Examples of Natural Consequences

You don't have to instill natural consequences. Instead, you basically have to get out of the way and let your child experience the ramifications of his mistakes. Here are a few examples of natural consequences that could be effective:

  • Allow a 10-year-old to go outside without a hat on a chilly day (as long as it is not dangerously cold). The natural consequence is that he’ll feel cold.
  • Allow a 15-year-old to set his own bedtime. The natural consequence of staying up too late is that he’ll feel tired the next morning.
  • Allow a 9-year-old to leave one of his toys outside on the lawn. The natural consequence of his lack of responsibility is that his toy may be ruined by the sun or the rain.
  • Allow a 12-year-old to spend his money as soon as he earns it. The natural consequence is that he'll run out of money and won't be able to participate in another activity.
  • Allow a 7-year-old child to cheat at a game with his brother. The natural consequence is that his brother won’t play with him anymore.

What Natural Consequences Teach

Overprotective parents spare kids from all natural consequences. Unfortunately, their kids often lack a clear understanding of the reasons behind their parents' rules.

They never learn how to bounce back from failure or how to recover from mistakes because their parents prevented them from making poor choices.

Rather than learning, "I should wear a jacket because it's cold outside," a child may conclude, "I have to wear a jacket because my mom makes me." Without an opportunity to experience real-world consequences, kids don't always understand the reasons behind their parents' rules.

Natural consequences prepare children for adulthood by helping them think about the potential consequences of their choices.
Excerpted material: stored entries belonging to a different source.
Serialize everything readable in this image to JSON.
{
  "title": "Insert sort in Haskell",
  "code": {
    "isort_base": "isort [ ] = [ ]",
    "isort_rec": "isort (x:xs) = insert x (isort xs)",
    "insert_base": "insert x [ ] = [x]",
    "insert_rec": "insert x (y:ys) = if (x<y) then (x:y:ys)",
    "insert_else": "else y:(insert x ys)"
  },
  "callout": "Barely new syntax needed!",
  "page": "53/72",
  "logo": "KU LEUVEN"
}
Natural consequences teach healthy decision making skills and help parents avoid power struggles.

When to Use Natural Consequences

Use natural consequences in moderation. Carefully consider how a natural consequence will impact your child and contribute to his overall learning experience. Sometimes, taking away privileges or placing a child in time-out are more effective.

Natural consequences do not work well on younger children. Preschoolers and young elementary school children lack the ability to understand that the consequence is a direct result of their behavior.

If you let a 4-year-old choose his own bedtime, he likely won't know he's tired because he stayed up too late. Unless he understands cause and effect, he isn't likely to choose an earlier bedtime in the future.

Make sure your child is able to recognize the connection and then apply that lesson to his future behavior. Most teenagers should be able to see how their behavior led to a consequence.

When to Avoid Natural Consequences

Natural consequences should only be used when it is safe to do so. Don’t allow your child to touch a hot stove to 'teach him a lesson.' He could get seriously injured.


When there's a potential safety issue, intervene before your child makes a mistake. Explain why his behavior is unacceptable and when necessary, follow through with a logical consequence. 

Natural consequences should be used to teach children to make better choices in the future, not to make them suffer for the mistakes they already made. So before you allow natural consequences to happen, make sure your child will be able to safely learn a life lesson.